PROXIE · Perceptual Realities: Optimizing XR through Perceptually-Informed Experiences

Extended Reality (XR) technologies—including Virtual Reality (VR), Mixed Reality (MR), and Augmented Reality (AR)—are rapidly evolving, offering immersive experiences that blend the physical and virtual worlds. While progress has been made in understanding basic perceptual and behavioral processes to create high-quality, engaging content, current perceptual models often oversimplify how users experience these environments. To create truly immersive and effective XR experiences, we need a deeper understanding of how users perceive complex, highly realistic immersive scenarios. Whether to optimize visual fidelity, manage attention, or improve system performance, human perception plays a central role in the XR experience.PROXIE aims to address this by studying perception in XR environments that mirror the complexity of real-world XR applications, pursuing ecological validity.

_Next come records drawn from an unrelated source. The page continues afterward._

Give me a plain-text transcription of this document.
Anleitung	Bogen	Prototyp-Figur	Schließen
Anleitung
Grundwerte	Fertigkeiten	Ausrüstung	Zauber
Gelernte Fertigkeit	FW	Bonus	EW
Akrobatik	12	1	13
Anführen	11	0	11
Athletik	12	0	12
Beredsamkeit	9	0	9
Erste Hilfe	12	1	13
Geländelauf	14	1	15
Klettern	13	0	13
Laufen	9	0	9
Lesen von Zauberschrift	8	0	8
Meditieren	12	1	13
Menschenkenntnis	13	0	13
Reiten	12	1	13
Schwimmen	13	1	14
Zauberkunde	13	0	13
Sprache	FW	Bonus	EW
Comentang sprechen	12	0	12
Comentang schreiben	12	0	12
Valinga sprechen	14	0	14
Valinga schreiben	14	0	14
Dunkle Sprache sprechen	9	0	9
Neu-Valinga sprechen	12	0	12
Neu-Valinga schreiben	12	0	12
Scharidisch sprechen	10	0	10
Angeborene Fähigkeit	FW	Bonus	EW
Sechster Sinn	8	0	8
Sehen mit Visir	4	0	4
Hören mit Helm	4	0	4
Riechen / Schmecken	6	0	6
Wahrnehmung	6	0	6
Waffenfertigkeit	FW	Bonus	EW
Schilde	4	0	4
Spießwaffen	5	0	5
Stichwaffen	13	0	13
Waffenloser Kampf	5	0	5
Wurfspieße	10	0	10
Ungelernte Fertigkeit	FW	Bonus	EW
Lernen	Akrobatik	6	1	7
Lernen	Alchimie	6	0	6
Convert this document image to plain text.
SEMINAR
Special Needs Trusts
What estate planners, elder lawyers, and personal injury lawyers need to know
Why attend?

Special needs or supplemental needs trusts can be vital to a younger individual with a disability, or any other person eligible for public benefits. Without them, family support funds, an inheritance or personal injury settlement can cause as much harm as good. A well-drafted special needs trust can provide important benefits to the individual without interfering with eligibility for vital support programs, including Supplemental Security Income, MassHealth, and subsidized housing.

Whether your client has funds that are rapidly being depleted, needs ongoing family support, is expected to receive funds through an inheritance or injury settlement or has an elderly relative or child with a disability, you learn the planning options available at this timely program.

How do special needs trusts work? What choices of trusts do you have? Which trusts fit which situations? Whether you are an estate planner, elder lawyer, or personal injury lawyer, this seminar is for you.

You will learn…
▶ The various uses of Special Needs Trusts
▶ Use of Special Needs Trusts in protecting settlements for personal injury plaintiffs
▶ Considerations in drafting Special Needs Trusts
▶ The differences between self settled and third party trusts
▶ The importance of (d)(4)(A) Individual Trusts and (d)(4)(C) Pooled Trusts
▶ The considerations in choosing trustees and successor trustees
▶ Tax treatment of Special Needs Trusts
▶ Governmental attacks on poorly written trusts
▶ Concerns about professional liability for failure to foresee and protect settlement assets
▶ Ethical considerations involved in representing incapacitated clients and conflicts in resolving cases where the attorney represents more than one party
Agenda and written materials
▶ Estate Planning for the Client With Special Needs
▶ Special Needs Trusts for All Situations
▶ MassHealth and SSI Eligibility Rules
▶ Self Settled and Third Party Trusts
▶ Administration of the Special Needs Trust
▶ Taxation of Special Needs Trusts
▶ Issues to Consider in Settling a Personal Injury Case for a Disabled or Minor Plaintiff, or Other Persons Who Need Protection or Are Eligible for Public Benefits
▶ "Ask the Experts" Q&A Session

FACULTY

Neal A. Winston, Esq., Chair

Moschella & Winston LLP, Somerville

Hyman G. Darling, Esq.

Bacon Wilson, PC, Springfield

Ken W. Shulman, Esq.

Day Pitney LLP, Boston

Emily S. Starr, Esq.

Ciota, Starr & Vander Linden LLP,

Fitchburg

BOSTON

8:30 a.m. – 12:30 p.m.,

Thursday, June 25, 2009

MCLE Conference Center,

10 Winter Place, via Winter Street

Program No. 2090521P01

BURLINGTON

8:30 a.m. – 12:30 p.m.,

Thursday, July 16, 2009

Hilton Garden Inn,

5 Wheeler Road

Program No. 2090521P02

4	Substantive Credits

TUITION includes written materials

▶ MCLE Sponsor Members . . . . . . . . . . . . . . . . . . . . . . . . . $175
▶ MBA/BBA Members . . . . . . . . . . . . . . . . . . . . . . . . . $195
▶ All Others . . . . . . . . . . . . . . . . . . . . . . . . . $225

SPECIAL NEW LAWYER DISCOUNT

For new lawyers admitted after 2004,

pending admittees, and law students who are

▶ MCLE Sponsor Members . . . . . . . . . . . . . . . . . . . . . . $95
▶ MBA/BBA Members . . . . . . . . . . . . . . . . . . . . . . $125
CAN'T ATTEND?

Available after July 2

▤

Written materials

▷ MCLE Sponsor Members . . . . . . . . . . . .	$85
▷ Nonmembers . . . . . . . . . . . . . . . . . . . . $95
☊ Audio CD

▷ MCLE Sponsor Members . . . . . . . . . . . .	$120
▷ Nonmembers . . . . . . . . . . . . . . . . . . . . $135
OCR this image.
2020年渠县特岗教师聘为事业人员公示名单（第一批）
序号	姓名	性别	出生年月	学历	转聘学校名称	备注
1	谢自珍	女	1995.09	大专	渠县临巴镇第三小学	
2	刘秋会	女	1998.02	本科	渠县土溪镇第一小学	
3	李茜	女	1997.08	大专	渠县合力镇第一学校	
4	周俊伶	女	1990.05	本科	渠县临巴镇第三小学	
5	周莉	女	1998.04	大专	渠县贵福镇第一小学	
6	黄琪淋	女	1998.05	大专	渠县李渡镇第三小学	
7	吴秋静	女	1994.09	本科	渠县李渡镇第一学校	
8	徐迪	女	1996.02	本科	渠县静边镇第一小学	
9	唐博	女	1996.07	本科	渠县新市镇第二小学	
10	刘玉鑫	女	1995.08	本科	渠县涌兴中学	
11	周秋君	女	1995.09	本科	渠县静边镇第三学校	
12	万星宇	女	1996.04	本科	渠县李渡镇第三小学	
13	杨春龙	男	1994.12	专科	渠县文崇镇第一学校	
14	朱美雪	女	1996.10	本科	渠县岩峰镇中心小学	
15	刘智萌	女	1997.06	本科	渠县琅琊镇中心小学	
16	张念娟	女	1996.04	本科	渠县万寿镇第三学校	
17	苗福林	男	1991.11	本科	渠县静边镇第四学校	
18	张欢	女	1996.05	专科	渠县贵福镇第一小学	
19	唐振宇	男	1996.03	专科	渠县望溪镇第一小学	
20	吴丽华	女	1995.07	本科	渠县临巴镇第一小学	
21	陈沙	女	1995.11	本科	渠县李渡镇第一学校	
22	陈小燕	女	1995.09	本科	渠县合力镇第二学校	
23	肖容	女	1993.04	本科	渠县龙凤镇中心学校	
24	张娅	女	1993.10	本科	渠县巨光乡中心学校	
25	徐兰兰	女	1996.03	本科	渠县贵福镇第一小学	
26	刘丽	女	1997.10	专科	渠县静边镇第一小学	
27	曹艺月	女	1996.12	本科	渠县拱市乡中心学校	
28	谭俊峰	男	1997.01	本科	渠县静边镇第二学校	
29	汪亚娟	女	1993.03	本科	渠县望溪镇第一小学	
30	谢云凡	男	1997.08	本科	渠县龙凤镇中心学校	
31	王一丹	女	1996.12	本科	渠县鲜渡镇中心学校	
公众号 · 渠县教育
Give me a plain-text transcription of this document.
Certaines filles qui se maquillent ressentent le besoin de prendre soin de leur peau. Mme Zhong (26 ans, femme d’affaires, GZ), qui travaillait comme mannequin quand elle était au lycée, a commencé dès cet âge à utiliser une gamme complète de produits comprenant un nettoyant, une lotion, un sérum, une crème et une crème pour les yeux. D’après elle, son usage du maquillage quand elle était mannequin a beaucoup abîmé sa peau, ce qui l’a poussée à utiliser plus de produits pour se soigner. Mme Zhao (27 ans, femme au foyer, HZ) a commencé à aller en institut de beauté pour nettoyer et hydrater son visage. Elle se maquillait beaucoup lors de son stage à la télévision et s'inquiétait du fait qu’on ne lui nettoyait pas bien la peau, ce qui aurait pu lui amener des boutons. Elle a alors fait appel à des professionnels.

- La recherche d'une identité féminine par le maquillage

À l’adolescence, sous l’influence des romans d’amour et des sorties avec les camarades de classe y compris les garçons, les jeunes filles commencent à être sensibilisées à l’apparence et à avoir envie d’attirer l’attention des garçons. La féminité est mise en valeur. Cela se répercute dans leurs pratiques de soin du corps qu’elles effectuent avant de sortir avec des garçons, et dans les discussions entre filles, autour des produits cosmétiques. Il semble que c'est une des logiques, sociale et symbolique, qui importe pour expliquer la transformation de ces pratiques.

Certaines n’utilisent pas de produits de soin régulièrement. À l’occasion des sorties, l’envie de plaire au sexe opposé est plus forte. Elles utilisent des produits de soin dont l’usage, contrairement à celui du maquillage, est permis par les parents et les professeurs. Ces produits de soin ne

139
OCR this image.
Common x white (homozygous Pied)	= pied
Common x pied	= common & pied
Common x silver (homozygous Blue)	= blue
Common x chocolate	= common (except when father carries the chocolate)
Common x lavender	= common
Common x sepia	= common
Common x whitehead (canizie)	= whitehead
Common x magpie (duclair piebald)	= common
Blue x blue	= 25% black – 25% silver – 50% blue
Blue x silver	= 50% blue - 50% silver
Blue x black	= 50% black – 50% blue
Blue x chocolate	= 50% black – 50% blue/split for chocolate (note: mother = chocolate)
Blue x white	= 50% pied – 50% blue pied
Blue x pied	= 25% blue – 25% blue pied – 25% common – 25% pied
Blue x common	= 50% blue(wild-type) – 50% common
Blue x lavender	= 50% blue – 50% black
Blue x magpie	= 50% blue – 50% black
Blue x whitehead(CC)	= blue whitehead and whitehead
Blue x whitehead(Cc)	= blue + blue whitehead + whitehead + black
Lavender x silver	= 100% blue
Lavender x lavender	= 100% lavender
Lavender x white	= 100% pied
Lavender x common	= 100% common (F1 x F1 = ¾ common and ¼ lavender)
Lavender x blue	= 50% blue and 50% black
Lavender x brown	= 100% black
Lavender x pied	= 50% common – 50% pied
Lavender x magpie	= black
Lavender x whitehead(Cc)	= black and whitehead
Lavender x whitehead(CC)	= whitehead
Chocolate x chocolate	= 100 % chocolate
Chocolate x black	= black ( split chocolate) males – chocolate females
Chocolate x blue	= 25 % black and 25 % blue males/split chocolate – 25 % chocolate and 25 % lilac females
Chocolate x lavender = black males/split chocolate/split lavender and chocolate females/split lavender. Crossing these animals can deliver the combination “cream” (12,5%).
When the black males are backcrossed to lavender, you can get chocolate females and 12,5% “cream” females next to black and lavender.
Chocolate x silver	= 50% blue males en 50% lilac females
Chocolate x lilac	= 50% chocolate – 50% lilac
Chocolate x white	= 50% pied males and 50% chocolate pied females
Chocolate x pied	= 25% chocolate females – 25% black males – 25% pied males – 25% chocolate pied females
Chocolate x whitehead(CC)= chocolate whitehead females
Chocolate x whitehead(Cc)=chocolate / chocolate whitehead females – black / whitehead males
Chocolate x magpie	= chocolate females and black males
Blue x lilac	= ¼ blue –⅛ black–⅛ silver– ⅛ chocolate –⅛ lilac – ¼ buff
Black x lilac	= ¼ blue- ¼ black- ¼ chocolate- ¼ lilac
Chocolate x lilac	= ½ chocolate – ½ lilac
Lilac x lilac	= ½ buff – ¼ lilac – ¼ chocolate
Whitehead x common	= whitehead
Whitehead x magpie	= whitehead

Rather than focusing on simplified, constrained scenarios as in existing research, we will explore how perception is shaped by both the environment and the tasks users perform. By understanding how users process multisensory inputs while actively engaging in realistic, interactive tasks such as search or free exploration, we can inform content generation, visualization algorithms, and even hardware design to improve XR experiences.Our goal is to develop computational models of perception that predict how users perceive and respond to immersive environments—whether fully virtual or augmented—based on sensory inputs and tasks. These models will anticipate how users process their surroundings, allowing XR systems to adapt in real time. For example, the models may help optimize visual rendering, sensory feedback, and the overall user experience to match user needs. This will enhance applications such as telepresence, training, and simulations, ensuring XR experiences feel natural and responsive, bridging the gap between laboratory experiments and real-world use.